Rochester Medical Analytics Firm Apri Health Lands $500K Debt Financing
Rochester-based medical data analytics firm Apri Health, cofounded by former Mayo Clinic doctor Mark Ereth, landed $500,000 in convertible debt financing as it seeks to expand its market focus.
A Canadian regulatory filing shows the company got the investment this spring from Alternate Health Corp. (CSE: AHG) of Vancouver, a health care holding company connected with Apri co-founder and president Dr. Jamison Feramisco, which is operating in the medical cannabis industry.
Apri Health was founded four years ago as Transfuse Solutions in the Mayo Clinic Business Accelerator startup incubator. It had the backing of Rochester Area Economic Development Inc., which administers city- and state-funded small business loan programs and runs the incubator with a mission to translate Mayo medical innovations into local entrepreneurism.
Ereth, who practiced at Mayo for 25 years before his retirement, is a noted expert on reducing unnecessary blood transfusions. During his time at the clinic he instituted an analytics program that reduced transfusion-related expenditures in excess of $25 million, and has now translated that expertise into a machine-learning “big data” platform touting such cost savings by predicting when transfusions would be harmful or helpful for individual patients.

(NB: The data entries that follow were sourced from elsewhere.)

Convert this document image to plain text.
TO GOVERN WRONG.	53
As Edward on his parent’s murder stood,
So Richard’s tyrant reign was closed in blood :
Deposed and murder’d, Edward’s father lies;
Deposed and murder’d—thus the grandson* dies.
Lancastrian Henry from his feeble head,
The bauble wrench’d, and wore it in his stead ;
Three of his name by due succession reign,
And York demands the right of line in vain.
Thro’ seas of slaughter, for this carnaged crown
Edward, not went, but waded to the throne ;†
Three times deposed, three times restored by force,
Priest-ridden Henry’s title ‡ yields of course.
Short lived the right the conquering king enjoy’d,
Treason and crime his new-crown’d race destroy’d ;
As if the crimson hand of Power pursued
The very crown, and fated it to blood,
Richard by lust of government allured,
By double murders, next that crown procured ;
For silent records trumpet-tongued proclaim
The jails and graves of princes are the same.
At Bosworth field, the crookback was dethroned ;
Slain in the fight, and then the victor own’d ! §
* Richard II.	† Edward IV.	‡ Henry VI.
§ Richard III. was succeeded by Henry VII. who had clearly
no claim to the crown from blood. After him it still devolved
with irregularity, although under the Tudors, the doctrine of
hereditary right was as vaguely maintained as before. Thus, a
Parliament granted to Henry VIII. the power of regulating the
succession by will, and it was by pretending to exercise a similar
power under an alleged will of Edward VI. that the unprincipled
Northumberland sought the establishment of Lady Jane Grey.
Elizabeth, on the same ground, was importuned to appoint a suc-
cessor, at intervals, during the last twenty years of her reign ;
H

“Nearly half of all blood transfusions in this country are either unnecessary or inappropriate,” Ereth asserted in company materials. “Eliminating unnecessary blood transfusions, which are increasingly associated with cardiopulmonary and renal complications, has been the target of our educational and analytic tools.”
The company’s core offering is its predictive algorithms, which run “discovery analytics” in clinical practice and precision medicine. Apri said they are able to predict individual patient outcomes “with very high degrees of sensitivity and specificity,” as well as predicting unanticipated adverse outcomes.
Apri gained some local attention at the 2016 Tekne Awards, where it won in the “health care (established company)” category. The judges cited its plans to expand its offerings beyond blood transfusions. Those plans were officially unveiled last year when Ereth and Feramisco announced they were extending the company’s offerings to “clinical areas beyond blood transfusions” with a similar mission to eliminate costly “over-utilizations” and improve patients’ outcomes.
Just what the other clinical areas are was not immediately revealed, but the expansion provides a context for the recently revealed financing. According to the filing, Apri and Alternate Health Corp. signed an “investment and technology development agreement” on March 18. Under the deal, AHC purchased a $500,000 debenture issued by Apri, convertible into common stock or other securities.
In connection with the financing, the Canadian company entered into a technology development agreement with Apri under which the Rochester firm will license its data analytics engine to AHC and assist with “the development and implementation of customized data analytic solutions for (AHC) and its customers.”
Feramisco, a Texas-based medical doctor with a long history of founding and funding medical startups, is on the board of AHC, which is currently concentrating heavily in the medical cannabis industry—it is producing a transdermal patch and non-pharmaceutical dissolvable tablet as alternatives to smoking prescribed marijuana.
Feramisco declined to discuss the details of the Apri financing with TCB since some related transactions were still ongoing, but said in an email he was excited by “great opportunities for data analytics in the medical cannabis market.”